«—Il m’a dit que le marquis vous avait fait la cour fort long-temps, mais que vous ne vouliez pas l’écouter; qu’il avait même prétendu vouloir vous épouser, et qu’il n’y avait pas eu moyen. Pour ce qui est du mariage, ai-je dit, je suppose qu’elle sait que la marquise est vivante, et je suis bien sûr qu’elle n’est pas faite pour être avec lui sur un autre pied.»

«—La marquise est donc réellement vivante? dit Adeline.»

«—Eh oui! mamselle; nous savons tout, et je croyais que vous saviez cela aussi.—C’est ce qu’il faut voir, répliqua Jacques; du moins je crois qu’il sera plus fin qu’elle.—Je fus étonné; je ne pus m’en empêcher.—Oui, dit-il, vous savez que votre maître est convenu de la livrer à monseigneur.»

«—Grand Dieu! que vais-je devenir! s’écria Adeline.»

«—Oui, mamselle, j’en suis fâché pour vous; mais écoutez jusqu’à la fin.
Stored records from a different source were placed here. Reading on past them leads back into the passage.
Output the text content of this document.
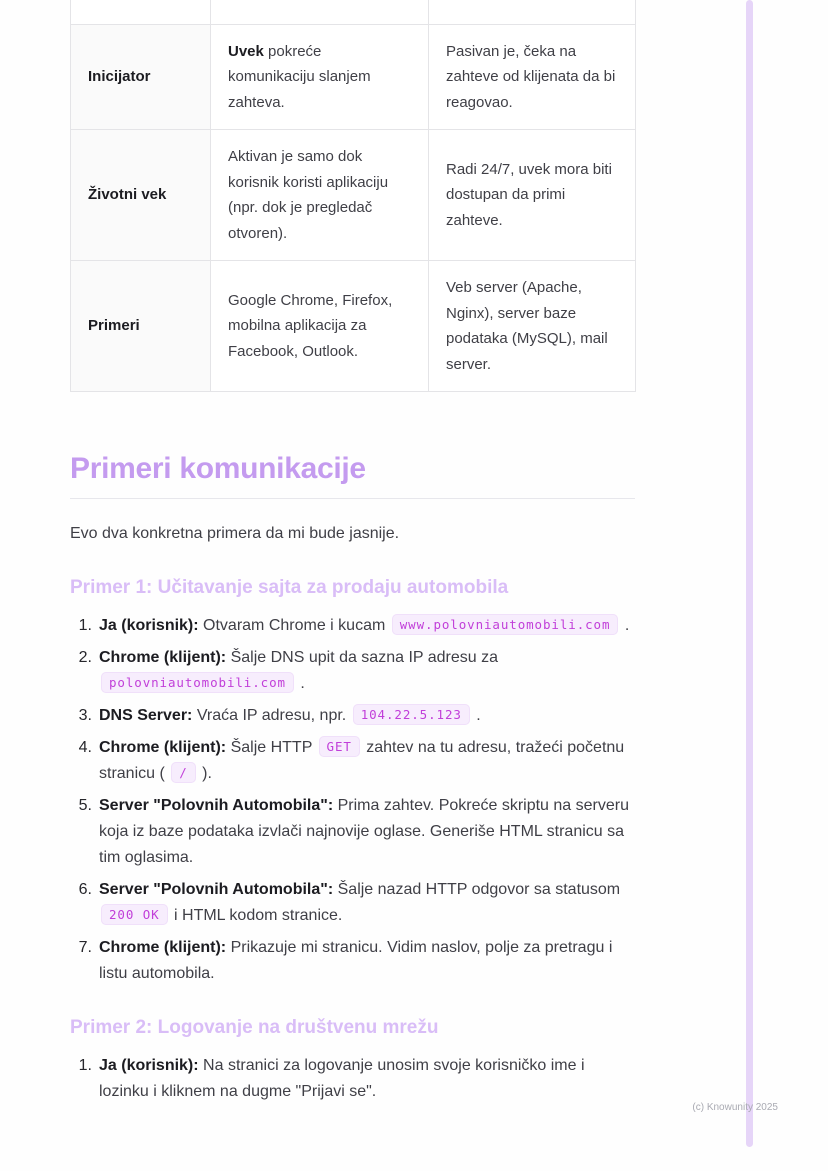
Inicijator	Uvek pokreće komunikaciju slanjem zahteva.	Pasivan je, čeka na zahteve od klijenata da bi reagovao.
Životni vek	Aktivan je samo dok korisnik koristi aplikaciju (npr. dok je pregledač otvoren).	Radi 24/7, uvek mora biti dostupan da primi zahteve.
Primeri	Google Chrome, Firefox, mobilna aplikacija za Facebook, Outlook.	Veb server (Apache, Nginx), server baze podataka (MySQL), mail server.
Primeri komunikacije

Evo dva konkretna primera da mi bude jasnije.

Primer 1: Učitavanje sajta za prodaju automobila
1. Ja (korisnik): Otvaram Chrome i kucam www.polovniautomobili.com .
2. Chrome (klijent): Šalje DNS upit da sazna IP adresu za polovniautomobili.com .
3. DNS Server: Vraća IP adresu, npr. 104.22.5.123 .
4. Chrome (klijent): Šalje HTTP GET zahtev na tu adresu, tražeći početnu stranicu ( / ).
5. Server "Polovnih Automobila": Prima zahtev. Pokreće skriptu na serveru koja iz baze podataka izvlači najnovije oglase. Generiše HTML stranicu sa tim oglasima.
6. Server "Polovnih Automobila": Šalje nazad HTTP odgovor sa statusom 200 OK i HTML kodom stranice.
7. Chrome (klijent): Prikazuje mi stranicu. Vidim naslov, polje za pretragu i listu automobila.
Primer 2: Logovanje na društvenu mrežu
1. Ja (korisnik): Na stranici za logovanje unosim svoje korisničko ime i lozinku i kliknem na dugme "Prijavi se".
(c) Knowunity 2025
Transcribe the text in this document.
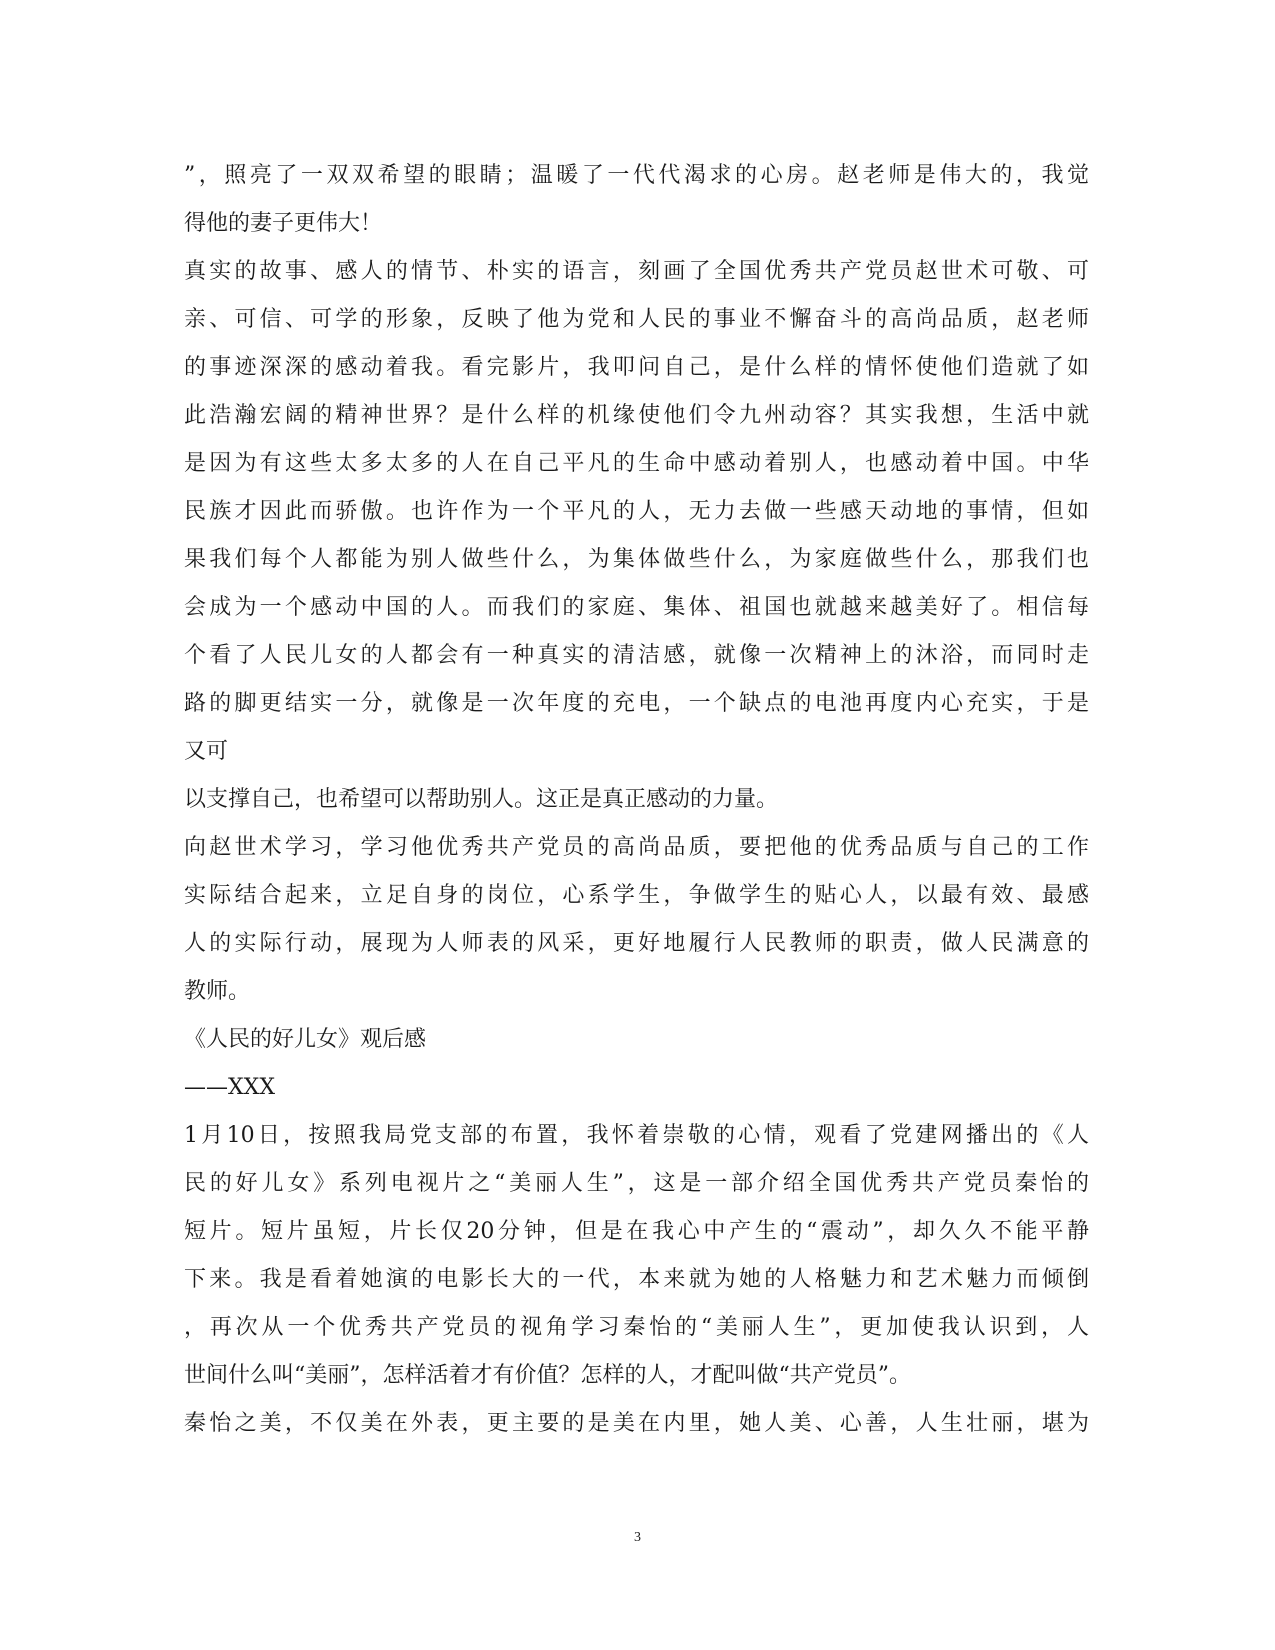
”，照亮了一双双希望的眼睛；温暖了一代代渴求的心房。赵老师是伟大的，我觉
得他的妻子更伟大！
真实的故事、感人的情节、朴实的语言，刻画了全国优秀共产党员赵世术可敬、可
亲、可信、可学的形象，反映了他为党和人民的事业不懈奋斗的高尚品质，赵老师
的事迹深深的感动着我。看完影片，我叩问自己，是什么样的情怀使他们造就了如
此浩瀚宏阔的精神世界？是什么样的机缘使他们令九州动容？其实我想，生活中就
是因为有这些太多太多的人在自己平凡的生命中感动着别人，也感动着中国。中华
民族才因此而骄傲。也许作为一个平凡的人，无力去做一些感天动地的事情，但如
果我们每个人都能为别人做些什么，为集体做些什么，为家庭做些什么，那我们也
会成为一个感动中国的人。而我们的家庭、集体、祖国也就越来越美好了。相信每
个看了人民儿女的人都会有一种真实的清洁感，就像一次精神上的沐浴，而同时走
路的脚更结实一分，就像是一次年度的充电，一个缺点的电池再度内心充实，于是
又可
以支撑自己，也希望可以帮助别人。这正是真正感动的力量。
向赵世术学习，学习他优秀共产党员的高尚品质，要把他的优秀品质与自己的工作
实际结合起来，立足自身的岗位，心系学生，争做学生的贴心人，以最有效、最感
人的实际行动，展现为人师表的风采，更好地履行人民教师的职责，做人民满意的
教师。
《人民的好儿女》观后感
——XXX
1月10日，按照我局党支部的布置，我怀着崇敬的心情，观看了党建网播出的《人
民的好儿女》系列电视片之“美丽人生”，这是一部介绍全国优秀共产党员秦怡的
短片。短片虽短，片长仅20分钟，但是在我心中产生的“震动”，却久久不能平静
下来。我是看着她演的电影长大的一代，本来就为她的人格魅力和艺术魅力而倾倒
，再次从一个优秀共产党员的视角学习秦怡的“美丽人生”，更加使我认识到，人
世间什么叫“美丽”，怎样活着才有价值？怎样的人，才配叫做“共产党员”。
秦怡之美，不仅美在外表，更主要的是美在内里，她人美、心善，人生壮丽，堪为
3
Quand Jacques m’eut dit cela, je m’oubliai tout-à-fait.—Je ne le croirai jamais, lui dis-je; je ne croirai jamais que mon maître se rende coupable d’une action aussi lâche; il ne la livrera pas, ou je ne suis pas chrétien.—Oh! dit Jacques, je croyais que vous saviez tout, sans quoi je n’aurais pas soufflé le mot. Au surplus, vous pouvez en avoir le cœur net, en allant écouter à la porte du salon, comme j’ai fait; ils sont maintenant en consultation là-dessus.»

«—Vous n’avez pas besoin de me rien dire de plus de cette conversation, dit Adeline; mais apprenez-moi le résultat de ce que vous avez entendu dire dans le salon?»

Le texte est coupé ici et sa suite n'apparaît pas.